OK, if you have a L-N fault, the N counductor at the point of the fault will go up to something like half the normal L-N voltage and hopefully the resulting fault current will cause short-circuit protection will operate. You wouldn't really want to prevent N being pulled up to a higher voltage, as that would prevent the protective device operating as intended.
Or is this a question about SPDs?
- Andy.
So many thanks. I mean when there is L-N fault that you explained completely. But why you said "will go up to something like half the normal L-N voltage"? How did you calculate this?
Assume that the L and N have equal cross-sectional area. Assume that the L and N are approximately equal lengths. Let the resistance of the L up to the fault be (some unknown) value R. From the earlier assumptions, assume that the resistance of N is also R.
By shorting L to N, we're connecting a resistance of 2R across the supply. A current of I = V/2R will flow, where V is the supply voltage. The voltage across the L (from the supply to the short) will be IR = (V/2R)R = V/2. The voltage across the N will also be V/2. So the dead short point will be at V/2 above the supply ground, and V/2 below the supply voltage.
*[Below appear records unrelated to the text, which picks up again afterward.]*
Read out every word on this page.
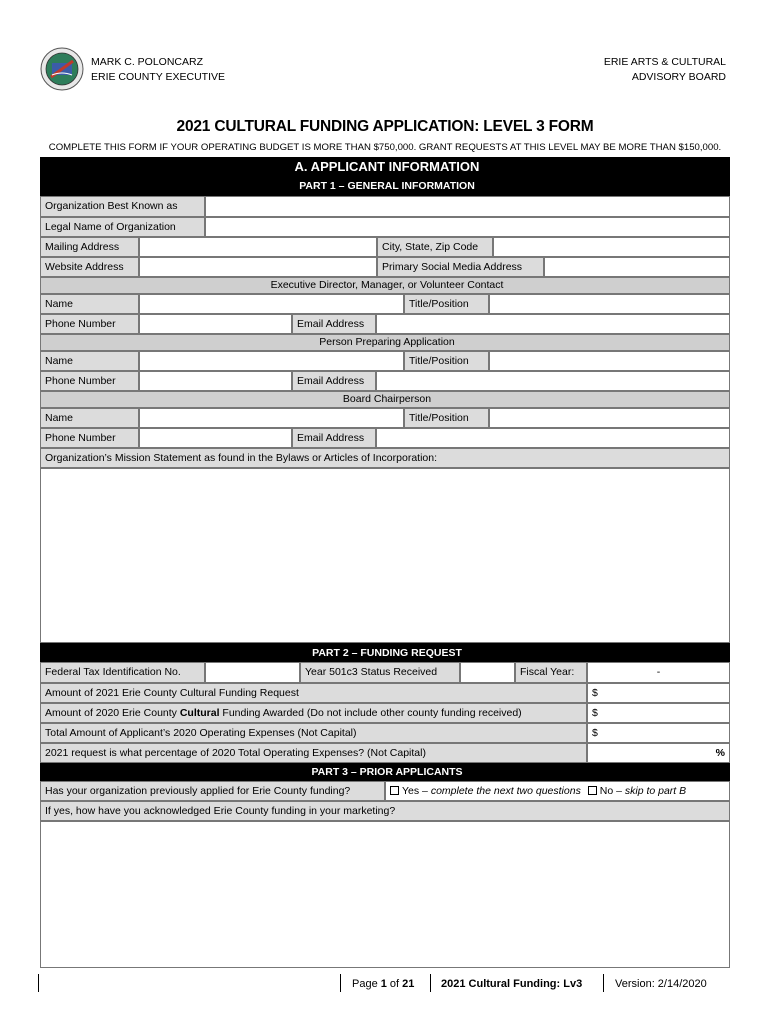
MARK C. POLONCARZ
ERIE COUNTY EXECUTIVE
ERIE ARTS & CULTURAL
ADVISORY BOARD
2021 CULTURAL FUNDING APPLICATION: LEVEL 3 FORM
COMPLETE THIS FORM IF YOUR OPERATING BUDGET IS MORE THAN $750,000. GRANT REQUESTS AT THIS LEVEL MAY BE MORE THAN $150,000.
A. APPLICANT INFORMATION
PART 1 – GENERAL INFORMATION
Organization Best Known as
Legal Name of Organization
Mailing Address	City, State, Zip Code
Website Address	Primary Social Media Address
Executive Director, Manager, or Volunteer Contact
Name	Title/Position
Phone Number	Email Address
Person Preparing Application
Name	Title/Position
Phone Number	Email Address
Board Chairperson
Name	Title/Position
Phone Number	Email Address
Organization’s Mission Statement as found in the Bylaws or Articles of Incorporation:
PART 2 – FUNDING REQUEST
Federal Tax Identification No.	Year 501c3 Status Received	Fiscal Year:	-
Amount of 2021 Erie County Cultural Funding Request	$
Amount of 2020 Erie County Cultural Funding Awarded (Do not include other county funding received)	$
Total Amount of Applicant’s 2020 Operating Expenses (Not Capital)	$
2021 request is what percentage of 2020 Total Operating Expenses? (Not Capital)	%
PART 3 – PRIOR APPLICANTS
Has your organization previously applied for Erie County funding?	Yes – complete the next two questions No – skip to part B
If yes, how have you acknowledged Erie County funding in your marketing?
Page 1 of 21 2021 Cultural Funding: Lv3	Version: 2/14/2020
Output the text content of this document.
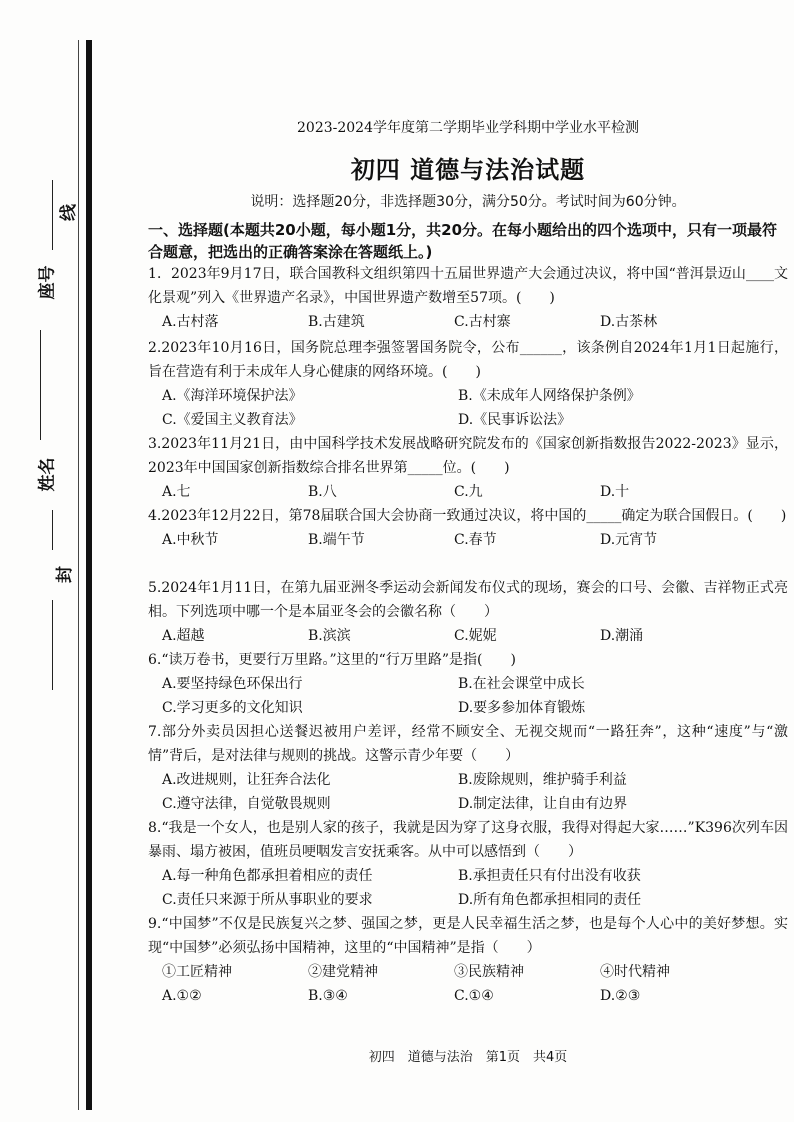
线
座号
姓名
封
2023-2024学年度第二学期毕业学科期中学业水平检测
初四 道德与法治试题
说明：选择题20分，非选择题30分，满分50分。考试时间为60分钟。
一、选择题(本题共20小题，每小题1分，共20分。在每小题给出的四个选项中，只有一项最符合题意，把选出的正确答案涂在答题纸上。)
1．2023年9月17日，联合国教科文组织第四十五届世界遗产大会通过决议，将中国“普洱景迈山____文化景观”列入《世界遗产名录》，中国世界遗产数增至57项。(　　)
A.古村落	B.古建筑	C.古村寨	D.古茶林
2.2023年10月16日，国务院总理李强签署国务院令，公布______，该条例自2024年1月1日起施行，旨在营造有利于未成年人身心健康的网络环境。(　　)
A.《海洋环境保护法》	B.《未成年人网络保护条例》
C.《爱国主义教育法》	D.《民事诉讼法》
3.2023年11月21日，由中国科学技术发展战略研究院发布的《国家创新指数报告2022-2023》显示，2023年中国国家创新指数综合排名世界第_____位。(　　)
A.七	B.八	C.九	D.十
4.2023年12月22日，第78届联合国大会协商一致通过决议，将中国的_____确定为联合国假日。(　　)
A.中秋节	B.端午节	C.春节	D.元宵节
5.2024年1月11日，在第九届亚洲冬季运动会新闻发布仪式的现场，赛会的口号、会徽、吉祥物正式亮相。下列选项中哪一个是本届亚冬会的会徽名称（　　）
A.超越	B.滨滨	C.妮妮	D.潮涌
6.“读万卷书，更要行万里路。”这里的“行万里路”是指(　　)
A.要坚持绿色环保出行	B.在社会课堂中成长
C.学习更多的文化知识	D.要多参加体育锻炼
7.部分外卖员因担心送餐迟被用户差评，经常不顾安全、无视交规而“一路狂奔”，这种“速度”与“激情”背后，是对法律与规则的挑战。这警示青少年要（　　）
A.改进规则，让狂奔合法化	B.废除规则，维护骑手利益
C.遵守法律，自觉敬畏规则	D.制定法律，让自由有边界
8.“我是一个女人，也是别人家的孩子，我就是因为穿了这身衣服，我得对得起大家……”K396次列车因暴雨、塌方被困，值班员哽咽发言安抚乘客。从中可以感悟到（　　）
A.每一种角色都承担着相应的责任	B.承担责任只有付出没有收获
C.责任只来源于所从事职业的要求	D.所有角色都承担相同的责任
9.“中国梦”不仅是民族复兴之梦、强国之梦，更是人民幸福生活之梦，也是每个人心中的美好梦想。实现“中国梦”必须弘扬中国精神，这里的“中国精神”是指（　　）
①工匠精神	②建党精神	③民族精神	④时代精神
A.①②	B.③④	C.①④	D.②③
初四　道德与法治　第1页　共4页
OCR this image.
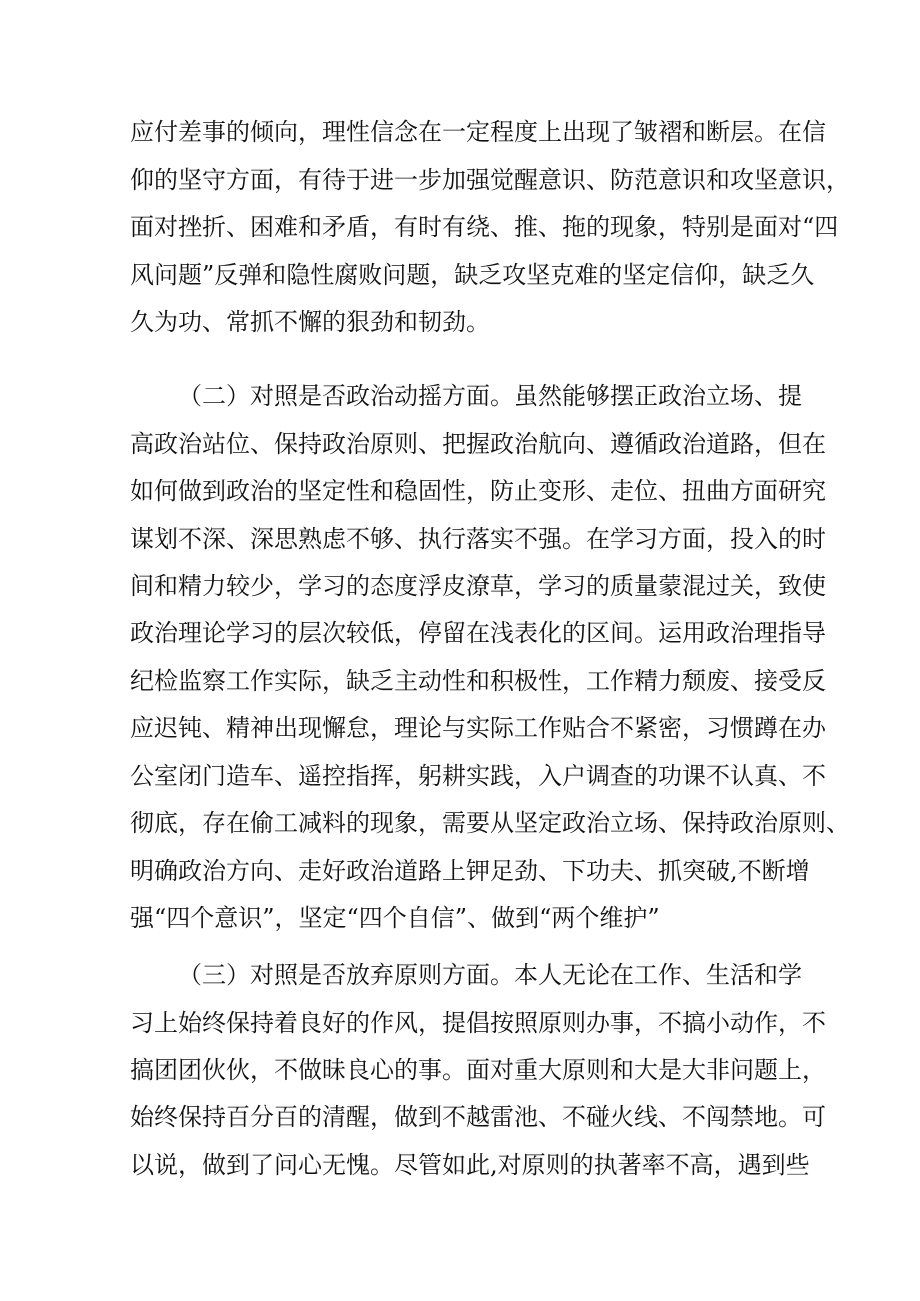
应付差事的倾向，理性信念在一定程度上出现了皱褶和断层。在信
仰的坚守方面，有待于进一步加强觉醒意识、防范意识和攻坚意识，
面对挫折、困难和矛盾，有时有绕、推、拖的现象，特别是面对“四
风问题”反弹和隐性腐败问题，缺乏攻坚克难的坚定信仰，缺乏久
久为功、常抓不懈的狠劲和韧劲。
（二）对照是否政治动摇方面。虽然能够摆正政治立场、提
高政治站位、保持政治原则、把握政治航向、遵循政治道路，但在
如何做到政治的坚定性和稳固性，防止变形、走位、扭曲方面研究
谋划不深、深思熟虑不够、执行落实不强。在学习方面，投入的时
间和精力较少，学习的态度浮皮潦草，学习的质量蒙混过关，致使
政治理论学习的层次较低，停留在浅表化的区间。运用政治理指导
纪检监察工作实际，缺乏主动性和积极性，工作精力颓废、接受反
应迟钝、精神出现懈怠，理论与实际工作贴合不紧密，习惯蹲在办
公室闭门造车、遥控指挥，躬耕实践，入户调查的功课不认真、不
彻底，存在偷工减料的现象，需要从坚定政治立场、保持政治原则、
明确政治方向、走好政治道路上钾足劲、下功夫、抓突破,不断增
强“四个意识”，坚定“四个自信”、做到“两个维护”
（三）对照是否放弃原则方面。本人无论在工作、生活和学
习上始终保持着良好的作风，提倡按照原则办事，不搞小动作，不
搞团团伙伙，不做昧良心的事。面对重大原则和大是大非问题上，
始终保持百分百的清醒，做到不越雷池、不碰火线、不闯禁地。可
以说，做到了问心无愧。尽管如此,对原则的执著率不高，遇到些
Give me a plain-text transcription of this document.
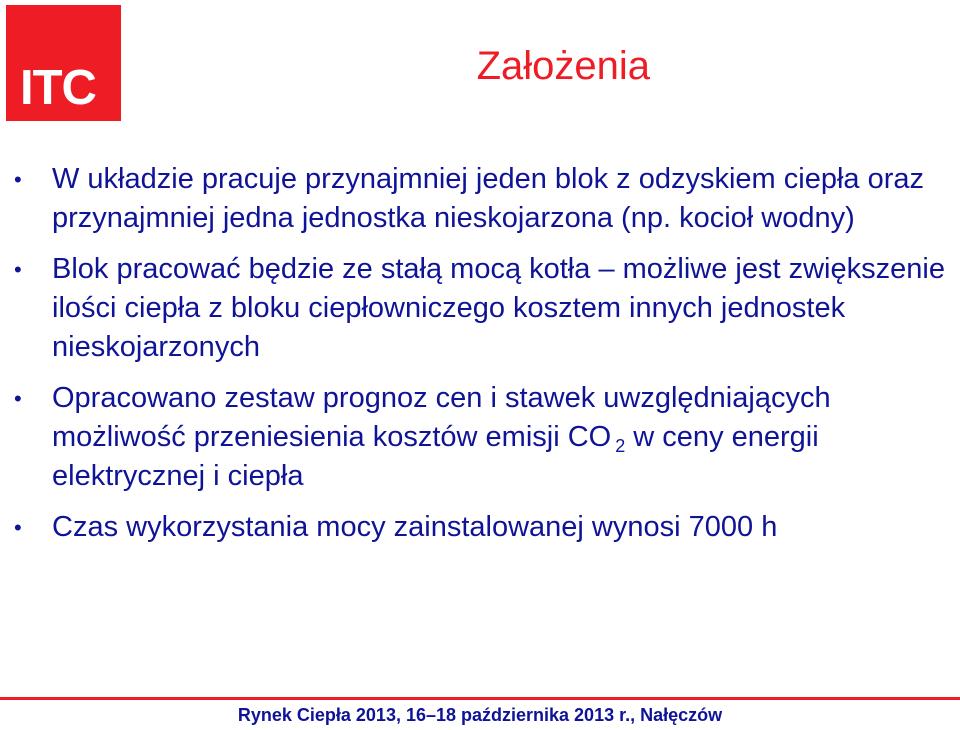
ITC	Założenia
• W układzie pracuje przynajmniej jeden blok z odzyskiem ciepła oraz przynajmniej jedna jednostka nieskojarzona (np. kocioł wodny)
• Blok pracować będzie ze stałą mocą kotła – możliwe jest zwiększenie ilości ciepła z bloku ciepłowniczego kosztem innych jednostek nieskojarzonych
• Opracowano zestaw prognoz cen i stawek uwzględniających możliwość przeniesienia kosztów emisji CO $_2$ w ceny energii elektrycznej i ciepła
• Czas wykorzystania mocy zainstalowanej wynosi 7000 h
Rynek Ciepła 2013, 16–18 października 2013 r., Nałęczów
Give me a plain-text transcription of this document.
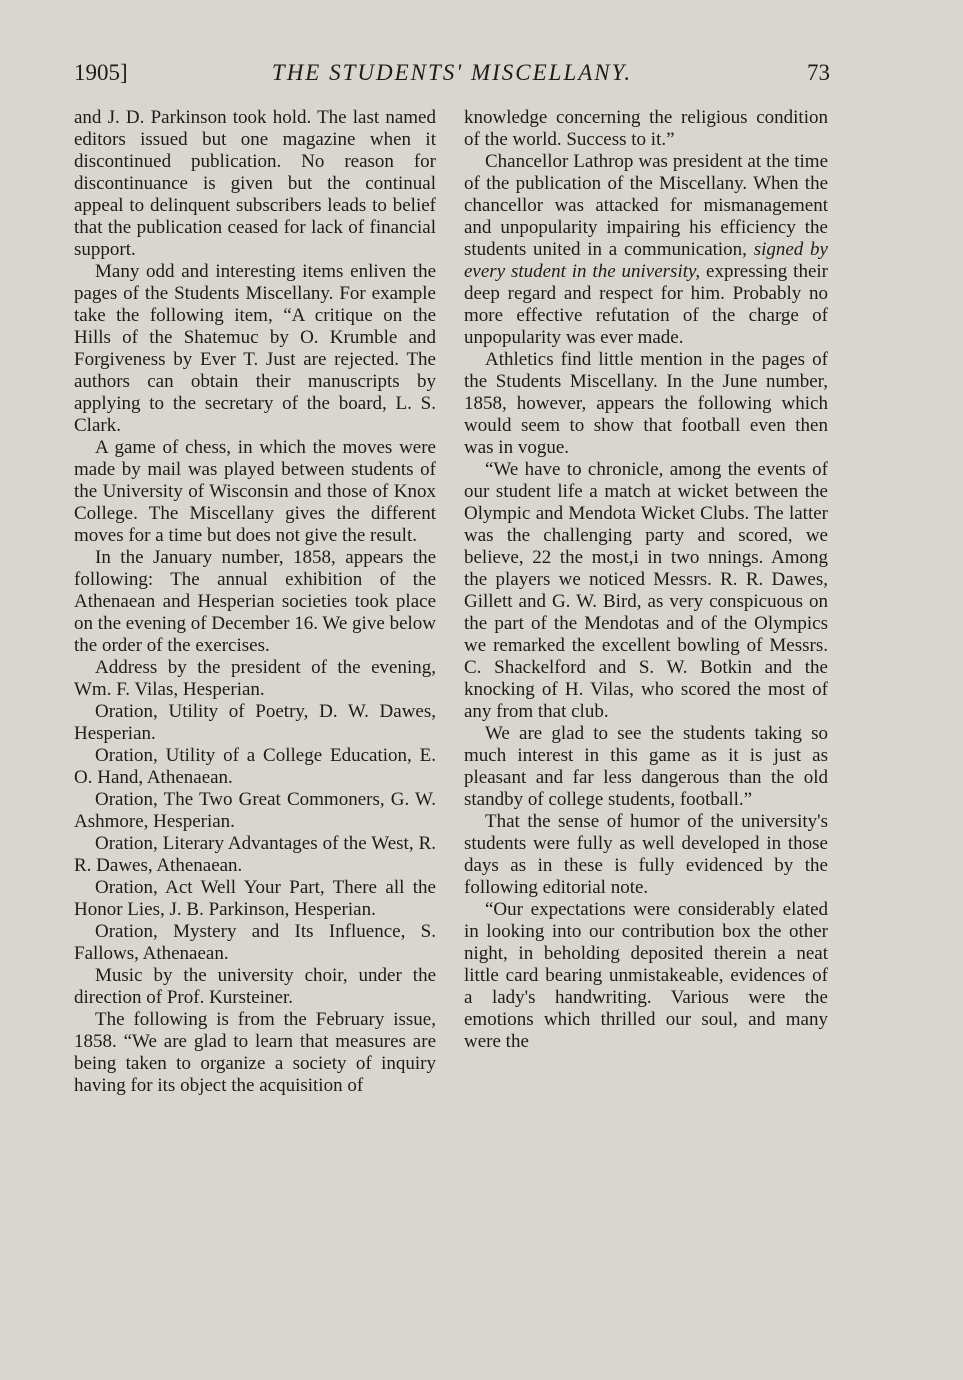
1905]	THE STUDENTS' MISCELLANY.	73

and J. D. Parkinson took hold. The last named editors issued but one magazine when it discontinued publication. No reason for discontinuance is given but the continual appeal to delinquent subscribers leads to belief that the publication ceased for lack of financial support.

Many odd and interesting items enliven the pages of the Students Miscellany. For example take the following item, “A critique on the Hills of the Shatemuc by O. Krumble and Forgiveness by Ever T. Just are rejected. The authors can obtain their manuscripts by applying to the secretary of the board, L. S. Clark.

A game of chess, in which the moves were made by mail was played between students of the University of Wisconsin and those of Knox College. The Miscellany gives the different moves for a time but does not give the result.

In the January number, 1858, appears the following: The annual exhibition of the Athenaean and Hesperian societies took place on the evening of December 16. We give below the order of the exercises.

Address by the president of the evening, Wm. F. Vilas, Hesperian.

Oration, Utility of Poetry, D. W. Dawes, Hesperian.

Oration, Utility of a College Education, E. O. Hand, Athenaean.

Oration, The Two Great Commoners, G. W. Ashmore, Hesperian.

Oration, Literary Advantages of the West, R. R. Dawes, Athenaean.

Oration, Act Well Your Part, There all the Honor Lies, J. B. Parkinson, Hesperian.

Oration, Mystery and Its Influence, S. Fallows, Athenaean.

Music by the university choir, under the direction of Prof. Kursteiner.

The following is from the February issue, 1858. “We are glad to learn that measures are being taken to organize a society of inquiry having for its object the acquisition of

knowledge concerning the religious condition of the world. Success to it.”

Chancellor Lathrop was president at the time of the publication of the Miscellany. When the chancellor was attacked for mismanagement and unpopularity impairing his efficiency the students united in a communication, signed by every student in the university, expressing their deep regard and respect for him. Probably no more effective refutation of the charge of unpopularity was ever made.

Athletics find little mention in the pages of the Students Miscellany. In the June number, 1858, however, appears the following which would seem to show that football even then was in vogue.

“We have to chronicle, among the events of our student life a match at wicket between the Olympic and Mendota Wicket Clubs. The latter was the challenging party and scored, we believe, 22 the most,i in two nnings. Among the players we noticed Messrs. R. R. Dawes, Gillett and G. W. Bird, as very conspicuous on the part of the Mendotas and of the Olympics we remarked the excellent bowling of Messrs. C. Shackelford and S. W. Botkin and the knocking of H. Vilas, who scored the most of any from that club.

We are glad to see the students taking so much interest in this game as it is just as pleasant and far less dangerous than the old standby of college students, football.”

That the sense of humor of the university's students were fully as well developed in those days as in these is fully evidenced by the following editorial note.

“Our expectations were considerably elated in looking into our contribution box the other night, in beholding deposited therein a neat little card bearing unmistakeable, evidences of a lady's handwriting. Various were the emotions which thrilled our soul, and many were the
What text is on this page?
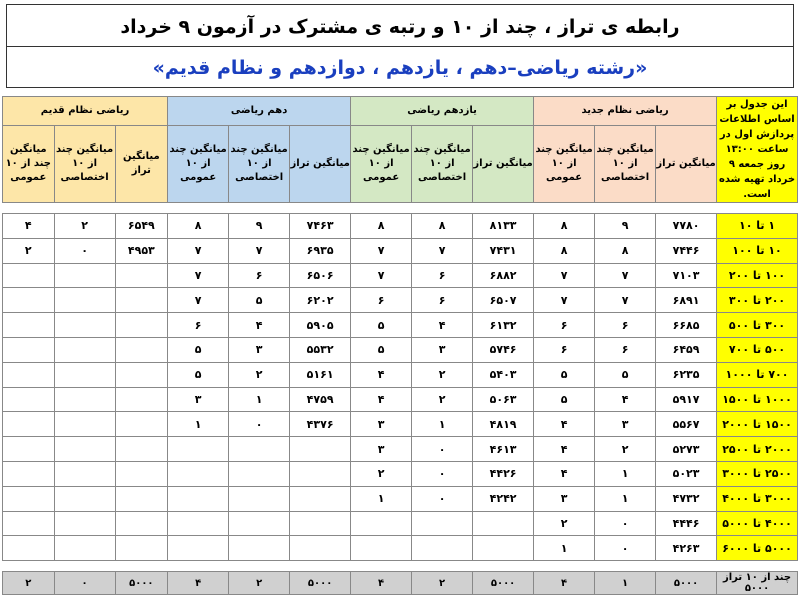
رابطه ی تراز ، چند از ۱۰ و رتبه ی مشترک در آزمون ۹ خرداد
«رشته ریاضی–دهم ، یازدهم ، دوازدهم و نظام قدیم»
این جدول بر اساس اطلاعات پردازش اول در ساعت ۱۳:۰۰ روز جمعه ۹ خرداد تهیه شده است.	ریاضی نظام جدید			یازدهم ریاضی			دهم ریاضی			ریاضی نظام قدیم		
	میانگین تراز	میانگین چند از ۱۰ اختصاصی	میانگین چند از ۱۰ عمومی	میانگین تراز	میانگین چند از ۱۰ اختصاصی	میانگین چند از ۱۰ عمومی	میانگین تراز	میانگین چند از ۱۰ اختصاصی	میانگین چند از ۱۰ عمومی	میانگین تراز	میانگین چند از ۱۰ اختصاصی	میانگین چند از ۱۰ عمومی

۱ تا ۱۰	۷۷۸۰	۹	۸	۸۱۳۳	۸	۸	۷۴۶۳	۹	۸	۶۵۴۹	۲	۴
۱۰ تا ۱۰۰	۷۴۴۶	۸	۸	۷۴۳۱	۷	۷	۶۹۳۵	۷	۷	۴۹۵۳	۰	۲
۱۰۰ تا ۲۰۰	۷۱۰۳	۷	۷	۶۸۸۲	۶	۷	۶۵۰۶	۶	۷			
۲۰۰ تا ۳۰۰	۶۸۹۱	۷	۷	۶۵۰۷	۶	۶	۶۲۰۲	۵	۷			
۳۰۰ تا ۵۰۰	۶۶۸۵	۶	۶	۶۱۳۲	۴	۵	۵۹۰۵	۴	۶			
۵۰۰ تا ۷۰۰	۶۴۵۹	۶	۶	۵۷۴۶	۳	۵	۵۵۳۲	۳	۵			
۷۰۰ تا ۱۰۰۰	۶۲۳۵	۵	۵	۵۴۰۳	۲	۴	۵۱۶۱	۲	۵			
۱۰۰۰ تا ۱۵۰۰	۵۹۱۷	۴	۵	۵۰۶۳	۲	۴	۴۷۵۹	۱	۳			
۱۵۰۰ تا ۲۰۰۰	۵۵۶۷	۳	۴	۴۸۱۹	۱	۳	۴۳۷۶	۰	۱			
۲۰۰۰ تا ۲۵۰۰	۵۲۷۳	۲	۴	۴۶۱۳	۰	۳						
۲۵۰۰ تا ۳۰۰۰	۵۰۲۳	۱	۴	۴۴۲۶	۰	۲						
۳۰۰۰ تا ۴۰۰۰	۴۷۳۲	۱	۳	۴۲۴۲	۰	۱						
۴۰۰۰ تا ۵۰۰۰	۴۴۴۶	۰	۲									
۵۰۰۰ تا ۶۰۰۰	۴۲۶۳	۰	۱									

چند از ۱۰ تراز ۵۰۰۰	۵۰۰۰	۱	۴	۵۰۰۰	۲	۴	۵۰۰۰	۲	۴	۵۰۰۰	۰	۲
Assume that the L and N have equal cross-sectional area. Assume that the L and N are approximately equal lengths. Let the resistance of the L up to the fault be (some unknown) value R. From the earlier assumptions, assume that the resistance of N is also R.
By shorting L to N, we're connecting a resistance of 2R across the supply. A current of I = V/2R will flow, where V is the supply voltage. The voltage across the L (from the supply to the short) will be IR = (V/2R)R = V/2. The voltage across the N will also be V/2. So the dead short point will be at V/2 above the supply ground, and V/2 below the supply voltage.